Rio - Por favor, senhores estatísticos, não incluam na alarmante contagem de óbitos em motocicleta o caso do nosso colega André Az. Ele foi vítima de latrocínio, outro item crescente da violência urbana. Não fazia ultrapassagens arriscadas, não disputava corrida com ninguém e nem trafegava pela contramão. Ao passar por território “dominado”, foi perseguido por moto com o carona armado. Queriam o veículo do repórter-fotográfico.
O impacto dos tiros foi tão violento que ele voou, sem moto, para a pista contrária para ser atropelado. A cena foi de tal violência que os ladrões deixaram a moto e fugiram, mas apareceram transformados em cinza em carro abandonado. Os chefões do crime julgaram e condenaram. É freqüente esse tipo de julgamento, já que crimes de repercussão atraem jornalistas, radialistas e equipes de TV, o que atrapalha a rotina do crime em alto nível.
Esta semana, uma falha operacional do que seria um latrocínio cruel cortou pela raiz todas as especulações que fatalmente se seguiriam ao desaparecimento de um casal de namorados, ambos com mais de 30 anos, profissionais realizados. O sumiço seria um “pacto de morte?” E daí em diante. Simplesmente, o casal fora seqüestrado ao sair de um restaurante na Lagoa.

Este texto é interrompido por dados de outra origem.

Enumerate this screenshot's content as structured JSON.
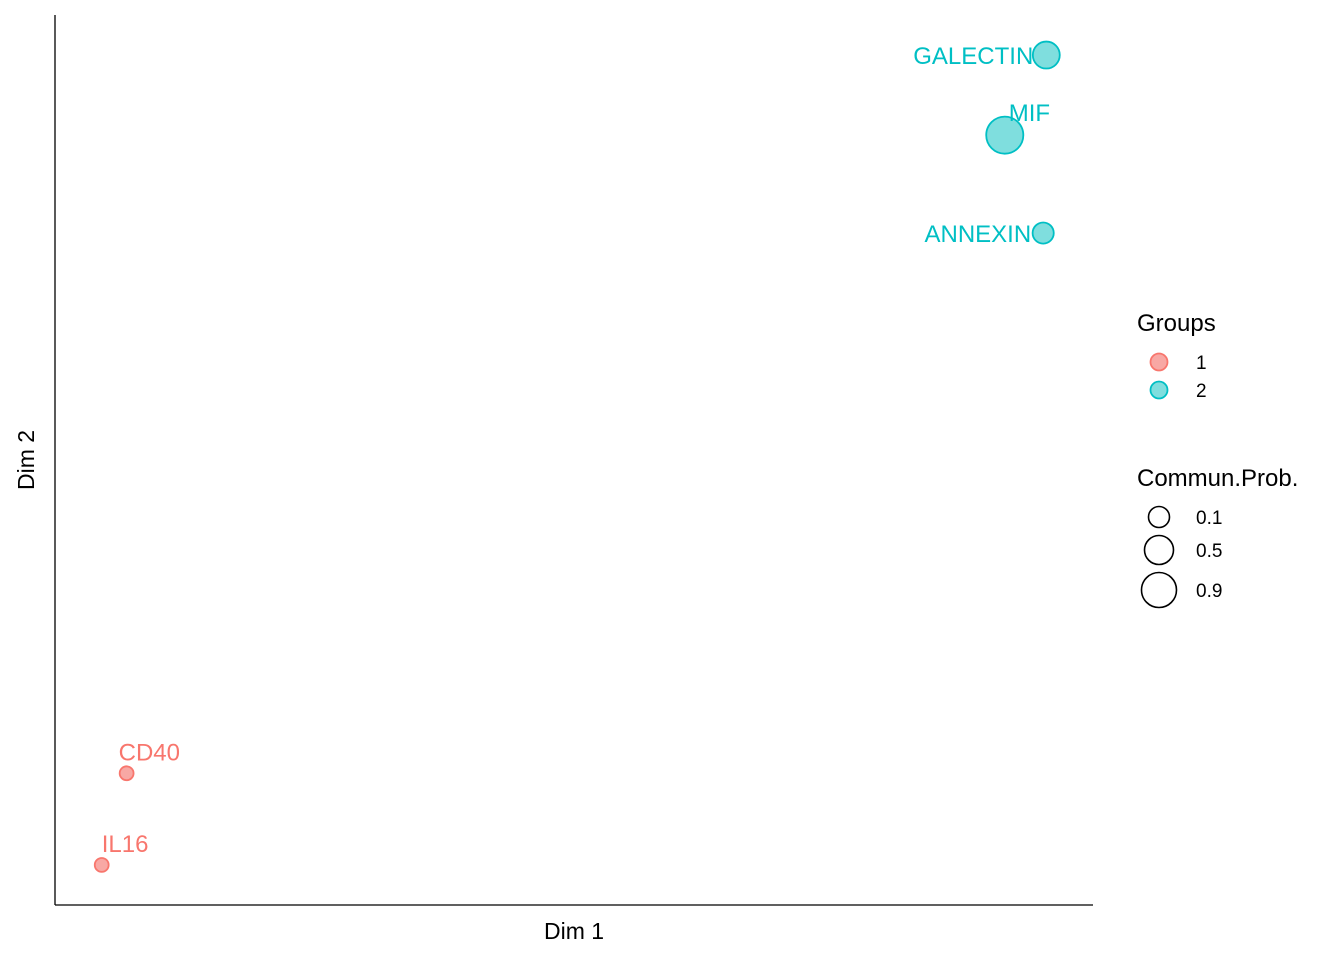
{
  "chart_data": {
    "type": "scatter",
    "xlabel": "Dim 1",
    "ylabel": "Dim 2",
    "grid": false,
    "legend_position": "right",
    "groups": [
      {
        "name": "1",
        "fill": "#F8A8A4",
        "stroke": "#F8766D"
      },
      {
        "name": "2",
        "fill": "#7FDEDE",
        "stroke": "#00BFC4"
      }
    ],
    "points": [
      {
        "label": "GALECTIN",
        "group": "2",
        "x": 0.955,
        "y": 0.955,
        "prob": 0.55
      },
      {
        "label": "MIF",
        "group": "2",
        "x": 0.915,
        "y": 0.865,
        "prob": 0.9
      },
      {
        "label": "ANNEXIN",
        "group": "2",
        "x": 0.952,
        "y": 0.755,
        "prob": 0.35
      },
      {
        "label": "CD40",
        "group": "1",
        "x": 0.069,
        "y": 0.148,
        "prob": 0.1
      },
      {
        "label": "IL16",
        "group": "1",
        "x": 0.045,
        "y": 0.045,
        "prob": 0.1
      }
    ],
    "legend": {
      "groups_title": "Groups",
      "size_title": "Commun.Prob.",
      "size_breaks": [
        {
          "label": "0.1",
          "value": 0.1
        },
        {
          "label": "0.5",
          "value": 0.5
        },
        {
          "label": "0.9",
          "value": 0.9
        }
      ]
    }
  }
}
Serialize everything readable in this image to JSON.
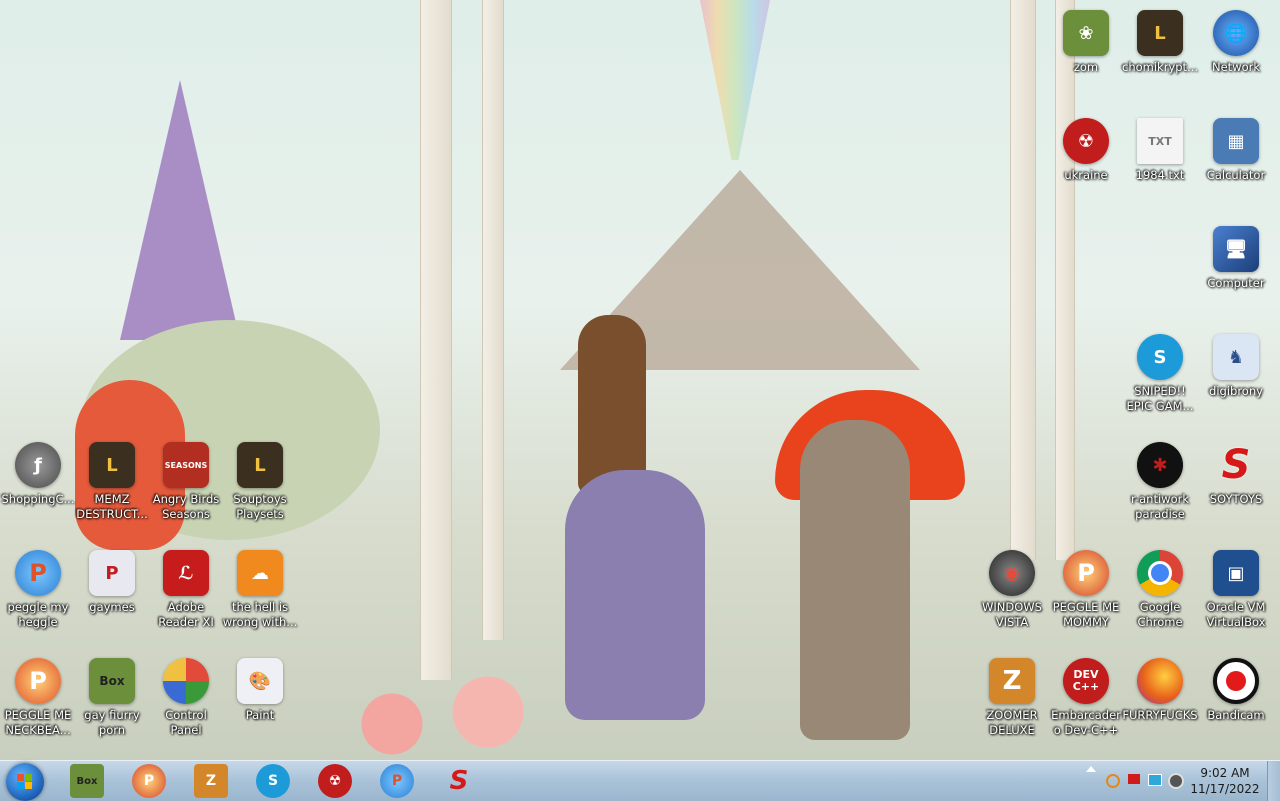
{
  "desktop_icons": [
    {
      "label": "zom",
      "icon": "zom-icon",
      "color": "#6b8f3a"
    },
    {
      "label": "chomikrypt...",
      "icon": "chomikrypt-icon",
      "color": "#3b2f20"
    },
    {
      "label": "Network",
      "icon": "network-icon",
      "color": "#2a66c9"
    },
    {
      "label": "ukraine",
      "icon": "radiation-icon",
      "color": "#c21d1d"
    },
    {
      "label": "1984.txt",
      "icon": "text-file-icon",
      "color": "#e8e8e8"
    },
    {
      "label": "Calculator",
      "icon": "calculator-icon",
      "color": "#4a7bb5"
    },
    {
      "label": "Computer",
      "icon": "computer-icon",
      "color": "#2a4f8f"
    },
    {
      "label": "SNIPED!! EPIC GAM...",
      "icon": "skype-icon",
      "color": "#1d9bd8"
    },
    {
      "label": "digibrony",
      "icon": "digibrony-icon",
      "color": "#5b8dd6"
    },
    {
      "label": "ShoppingC...",
      "icon": "flash-icon",
      "color": "#8a8a8a"
    },
    {
      "label": "MEMZ DESTRUCT...",
      "icon": "memz-icon",
      "color": "#3b2f20"
    },
    {
      "label": "Angry Birds Seasons",
      "icon": "angry-birds-icon",
      "color": "#b22e20"
    },
    {
      "label": "Souptoys Playsets",
      "icon": "souptoys-icon",
      "color": "#3b2f20"
    },
    {
      "label": "r-antiwork paradise",
      "icon": "antiwork-icon",
      "color": "#111111"
    },
    {
      "label": "SOYTOYS",
      "icon": "soytoys-icon",
      "color": "#d61818"
    },
    {
      "label": "peggle my heggle",
      "icon": "peggle-icon",
      "color": "#2a7fd4"
    },
    {
      "label": "gaymes",
      "icon": "gaymes-icon",
      "color": "#c21d1d"
    },
    {
      "label": "Adobe Reader XI",
      "icon": "adobe-reader-icon",
      "color": "#c71c1c"
    },
    {
      "label": "the hell is wrong with...",
      "icon": "uc-browser-icon",
      "color": "#f08a1e"
    },
    {
      "label": "WINDOWS VISTA",
      "icon": "vista-icon",
      "color": "#333333"
    },
    {
      "label": "PEGGLE ME MOMMY",
      "icon": "peggle-icon",
      "color": "#d4442a"
    },
    {
      "label": "Google Chrome",
      "icon": "chrome-icon",
      "color": "#2f8f3f"
    },
    {
      "label": "Oracle VM VirtualBox",
      "icon": "virtualbox-icon",
      "color": "#1f4f8f"
    },
    {
      "label": "PEGGLE ME NECKBEA...",
      "icon": "peggle-icon",
      "color": "#e0522a"
    },
    {
      "label": "gay fiurry porn",
      "icon": "box-icon",
      "color": "#6b8f3a"
    },
    {
      "label": "Control Panel",
      "icon": "control-panel-icon",
      "color": "#4a6f4a"
    },
    {
      "label": "Paint",
      "icon": "paint-icon",
      "color": "#e8e8f0"
    },
    {
      "label": "ZOOMER DELUXE",
      "icon": "zoomer-icon",
      "color": "#d4862a"
    },
    {
      "label": "Embarcadero Dev-C++",
      "icon": "devcpp-icon",
      "color": "#c21d1d"
    },
    {
      "label": "FURRYFUCKS",
      "icon": "firefox-icon",
      "color": "#e8621a"
    },
    {
      "label": "Bandicam",
      "icon": "bandicam-icon",
      "color": "#111111"
    }
  ],
  "icon_glyphs": {
    "devcpp": "DEV C++",
    "box": "Box",
    "seasons": "SEASONS"
  },
  "taskbar": {
    "pinned": [
      {
        "name": "box-app-icon",
        "glyph": "Box",
        "color": "#6b8f3a"
      },
      {
        "name": "peggle-app-icon",
        "glyph": "P",
        "color": "#d4442a"
      },
      {
        "name": "zoomer-app-icon",
        "glyph": "Z",
        "color": "#d4862a"
      },
      {
        "name": "skype-app-icon",
        "glyph": "S",
        "color": "#1d9bd8"
      },
      {
        "name": "radiation-app-icon",
        "glyph": "☢",
        "color": "#c21d1d"
      },
      {
        "name": "peggle-app-icon-2",
        "glyph": "P",
        "color": "#2a7fd4"
      },
      {
        "name": "soytoys-app-icon",
        "glyph": "S",
        "color": "#d61818"
      }
    ],
    "clock_time": "9:02 AM",
    "clock_date": "11/17/2022"
  }
}
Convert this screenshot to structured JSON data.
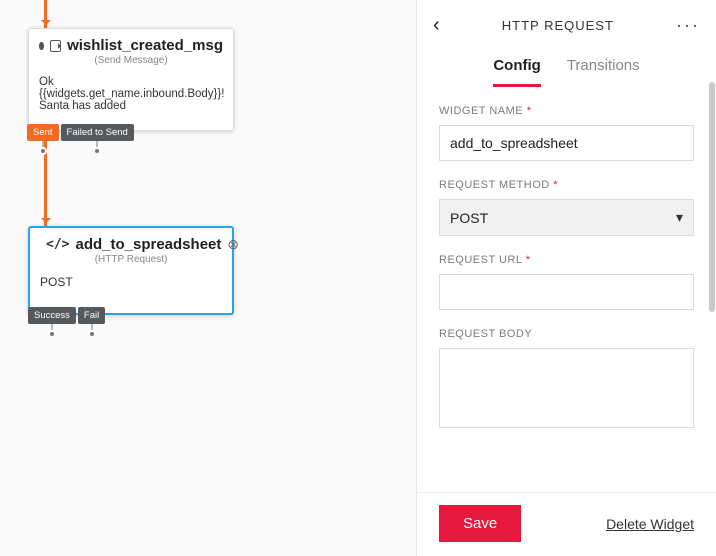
{
  "canvas": {
    "widgets": [
      {
        "title": "wishlist_created_msg",
        "subtitle": "(Send Message)",
        "body": "Ok {{widgets.get_name.inbound.Body}}! Santa has added",
        "pills": [
          "Sent",
          "Failed to Send"
        ]
      },
      {
        "title": "add_to_spreadsheet",
        "subtitle": "(HTTP Request)",
        "body": "POST",
        "pills": [
          "Success",
          "Fail"
        ]
      }
    ]
  },
  "panel": {
    "title": "HTTP REQUEST",
    "tabs": {
      "config": "Config",
      "transitions": "Transitions"
    },
    "fields": {
      "widget_name": {
        "label": "WIDGET NAME",
        "value": "add_to_spreadsheet"
      },
      "request_method": {
        "label": "REQUEST METHOD",
        "value": "POST"
      },
      "request_url": {
        "label": "REQUEST URL",
        "value": ""
      },
      "request_body": {
        "label": "REQUEST BODY",
        "value": ""
      }
    },
    "footer": {
      "save": "Save",
      "delete": "Delete Widget"
    }
  }
}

Os ladrões rodaram por Ipanema e Leblon. Recolheram dinheiro, cartões, jóias relógios e celulares. Na Avenida Niemeyer, mandaram o casal descer. Os dois foram empurrados do alto do costão. Por sorte, galhos de uma árvore salvaram um, e as pedras irregulares do penhasco, outro.
Os bandidos levaram o Audi. Os chefões da Rocinha não gostaram e os bandidos levaram uma surra com barras de ferro. A polícia soube em que hospitais estavam. Foram presos, o casal os reconheceu, recuperou jóias, cartões, etc. O Audi estava estacionado na Rocinha. O crime não perdoa o fracasso.